Benjamin Williams Crowninshield served as the United States Secretary of the Navy between 1815 and 1818, during the administrations of Presidents James Madison and James Monroe.
Background
Benjamin Williams Crowninshield brother of George and Jacob Crowninshield, was born on December 27, 1772 in Salem, Massachusetts, the son of George and Mary (Derby) Crowninshield.
He was a great-grandson of Johannes Kaspar Richter von Kronenshelt (or Kronenscheldt) who for killing his antagonist in a duel, was compelled to leave the University of Leipzig somewhat hastily.
He established himself as a physician in Boston, married Elizabeth Allen of Lynn, who had been one of his patients, anglicized his name, and became highly respected.
George Crowninshield was a sea-captain and merchant of Salem. Each of his six sons was taken from school early, and, after a short period in the counting-house, was sent to sea as cabin-boy, so that he might learn navigation and the art of leadership without serving before the mast.
This system of training was completely successful: all the brothers except Edward, who died at Guadeloupe at the age of seventeen, commanded ships before they were twenty, and eventually they displaced the Derbys as the leading merchant family of Salem.
Education
He was studying at the University of Leipzig.
Career
Like his brothers, Benjamin was taken from school early and sent to sea as a cabin-boy, commanded a ship before he reached his majority, proceeded from the quarter-deck to the counting-room, and was made a partner in the world-renowned firm of George Crowinshield & Sons.

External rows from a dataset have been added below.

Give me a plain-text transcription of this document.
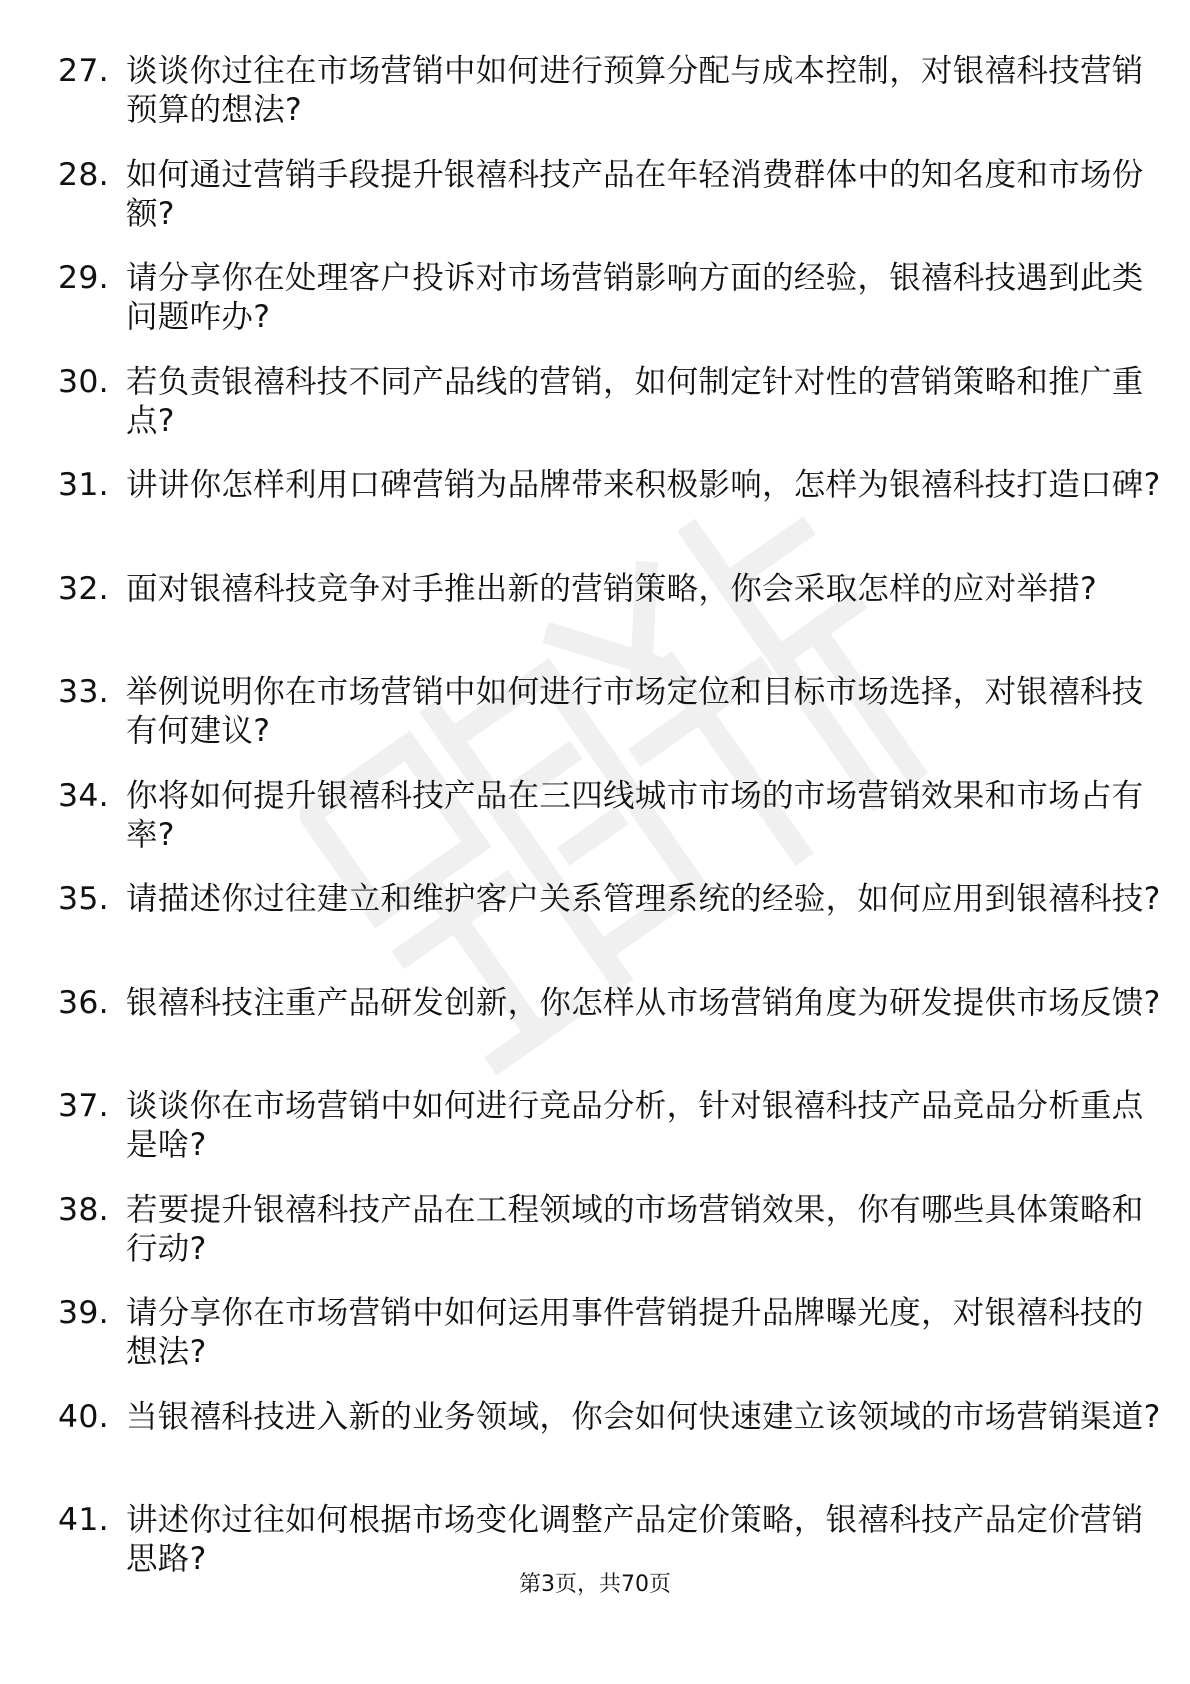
27. 谈谈你过往在市场营销中如何进行预算分配与成本控制，对银禧科技营销预算的想法?
28. 如何通过营销手段提升银禧科技产品在年轻消费群体中的知名度和市场份额?
29. 请分享你在处理客户投诉对市场营销影响方面的经验，银禧科技遇到此类问题咋办?
30. 若负责银禧科技不同产品线的营销，如何制定针对性的营销策略和推广重点?
31. 讲讲你怎样利用口碑营销为品牌带来积极影响，怎样为银禧科技打造口碑?
32. 面对银禧科技竞争对手推出新的营销策略，你会采取怎样的应对举措?
33. 举例说明你在市场营销中如何进行市场定位和目标市场选择，对银禧科技有何建议?
34. 你将如何提升银禧科技产品在三四线城市市场的市场营销效果和市场占有率?
35. 请描述你过往建立和维护客户关系管理系统的经验，如何应用到银禧科技?
36. 银禧科技注重产品研发创新，你怎样从市场营销角度为研发提供市场反馈?
37. 谈谈你在市场营销中如何进行竞品分析，针对银禧科技产品竞品分析重点是啥?
38. 若要提升银禧科技产品在工程领域的市场营销效果，你有哪些具体策略和行动?
39. 请分享你在市场营销中如何运用事件营销提升品牌曝光度，对银禧科技的想法?
40. 当银禧科技进入新的业务领域，你会如何快速建立该领域的市场营销渠道?
41. 讲述你过往如何根据市场变化调整产品定价策略，银禧科技产品定价营销思路?
第3页，共70页
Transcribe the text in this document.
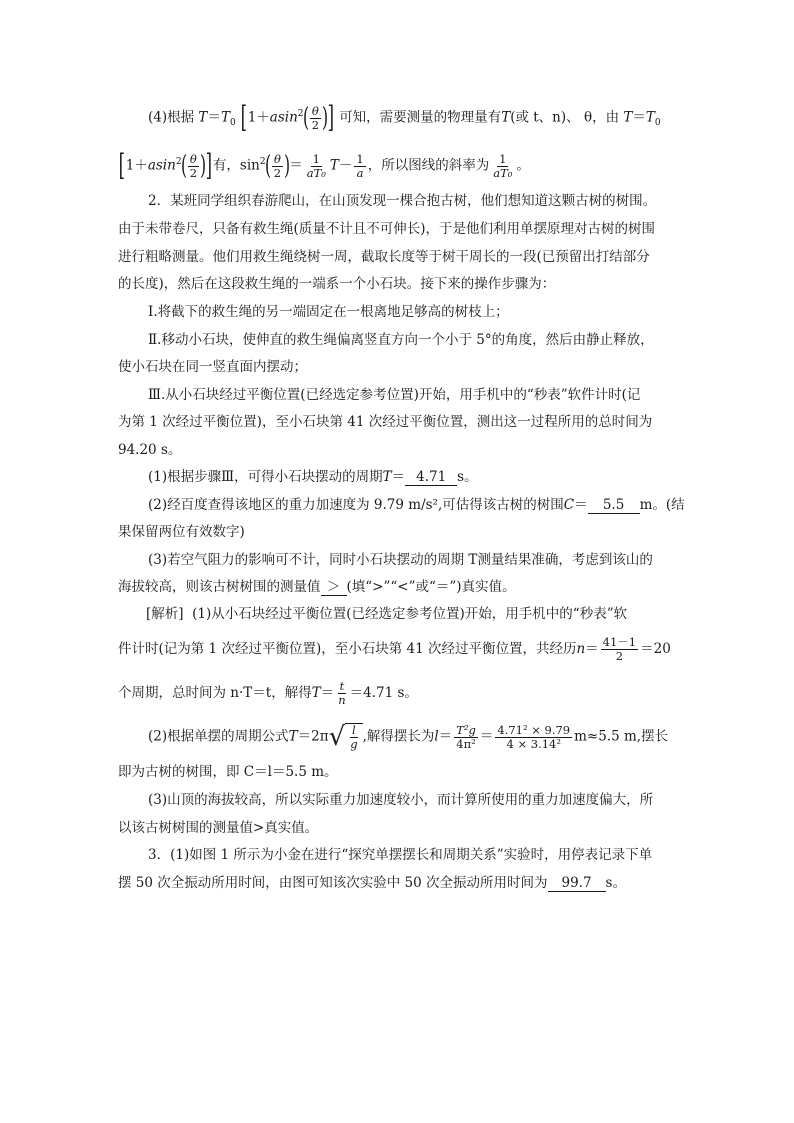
(4)根据 $T=T_0$ [$1+asin^2( \frac{\theta}{2}$ )] 可知，需要测量的物理量有T(或 t、n)、 θ，由 $T=T_0$
[$1+asin^2( \frac{\theta}{2}$ )]有，$\sin^2( \frac{\theta}{2}$ )＝ $\frac{1}{\text{aT₀}} T- \frac{1}{a}$ ，所以图线的斜率为 $\frac{1}{\text{aT₀}}$ 。
2．某班同学组织春游爬山，在山顶发现一棵合抱古树，他们想知道这颗古树的树围。
由于未带卷尺，只备有救生绳(质量不计且不可伸长)，于是他们利用单摆原理对古树的树围
进行粗略测量。他们用救生绳绕树一周，截取长度等于树干周长的一段(已预留出打结部分
的长度)，然后在这段救生绳的一端系一个小石块。接下来的操作步骤为：
Ⅰ.将截下的救生绳的另一端固定在一根离地足够高的树枝上；
Ⅱ.移动小石块，使伸直的救生绳偏离竖直方向一个小于 5°的角度，然后由静止释放，
使小石块在同一竖直面内摆动；
Ⅲ.从小石块经过平衡位置(已经选定参考位置)开始，用手机中的“秒表”软件计时(记
为第 1 次经过平衡位置)，至小石块第 41 次经过平衡位置，测出这一过程所用的总时间为
94.20 s。
(1)根据步骤Ⅲ，可得小石块摆动的周期T＝ 4.71 s。
(2)经百度查得该地区的重力加速度为 9.79 m/s²,可估得该古树的树围C＝ 5.5 m。(结
果保留两位有效数字)
(3)若空气阻力的影响可不计，同时小石块摆动的周期 T测量结果准确，考虑到该山的
海拔较高，则该古树树围的测量值 ＞ (填“>”“<”或“＝”)真实值。
[解析] (1)从小石块经过平衡位置(已经选定参考位置)开始，用手机中的“秒表”软
件计时(记为第 1 次经过平衡位置)，至小石块第 41 次经过平衡位置，共经历$n= \frac{41-1}{2} =20$
个周期，总时间为 n·T＝t，解得$T= \frac{t}{n} =4.71$ s。
(2)根据单摆的周期公式T＝2π √ $\frac{l}{g}$ ,解得摆长为$l= \frac{\text{T²g}}{\text{4π²}} = \frac{\text{4.71² × 9.79}}{\text{4 × 3.14²}} m\approx 5.5$ m,摆长
即为古树的树围，即 C＝l＝5.5 m。
(3)山顶的海拔较高，所以实际重力加速度较小，而计算所使用的重力加速度偏大，所
以该古树树围的测量值>真实值。
3．(1)如图 1 所示为小金在进行“探究单摆摆长和周期关系”实验时，用停表记录下单
摆 50 次全振动所用时间，由图可知该次实验中 50 次全振动所用时间为 99.7 s。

The double misfortune of the Embargo and the death of his gifted brother Jacob caused the dissolution of George Crowninshield & Sons in 1809. Benjamin then went into business with his father and his brother George, but the father’s death in 1815 and George’s in 1817 terminated the enterprise.
He was also president of the Merchants Bank of Salem, which was organized in 1811 in opposition to Federalist banks.
Meanwhile Benjamin had succeeded Jacob as the politician of the family, sitting as a member of the Massachusetts House of Representatives in 1811 and of the state Senate in 1812.
The fame of his brother lent him a reputation that his own political prowess did not deserve, and on December 19, 1814, the Senate confirmed his appointment by President Madison as secretary of the navy.
Crowninshield promptly declined and then, a few days later, dispatched a second letter accepting the office. The weakness revealed in this vacillation marked his whole career in Washington. In deference to his wife, he remained in the capital only while Congress was in session.
Consequently, although he discharged the administrative duties of his office with entire competence, he never mastered the complexities of national politics.
President Monroe retained him in office, but Crowninshield was evidently dissatisfied with the part he was playing and resigned on October 1, 1818.
He was a presidential elector on the ticket of Monroe and Tompkins in 1820 and a member of the Massachusetts lower house again in 1821.
In 1823 he returned to Washington as a Democrat in the House of Representatives, was reelected to the Nineteenth, Twentieth, and Twenty-first Congresses but was defeated in 1830 by Rufus Choate.
While in Congress he was a friend and supporter of John Quincy Adams, and an ironical, somewhat bewildered, observer of national affairs.
In 1833 he was for the third time a member of the Massachusetts House, but his political career was closed.
He moved in 1832 to Boston and lived there in retirement for the rest of his life. His death came suddenly, while he was ascending the steps of a business house.
He was a member of the Massachusetts House of Representatives.
Connections
On January 1, 1804, he was married to Mary Boardman, daughter of Francis and Mary (Hodges) Boardman of Salem, and sister-in-law of Nathaniel Bowditch and Zachariah Silsbee.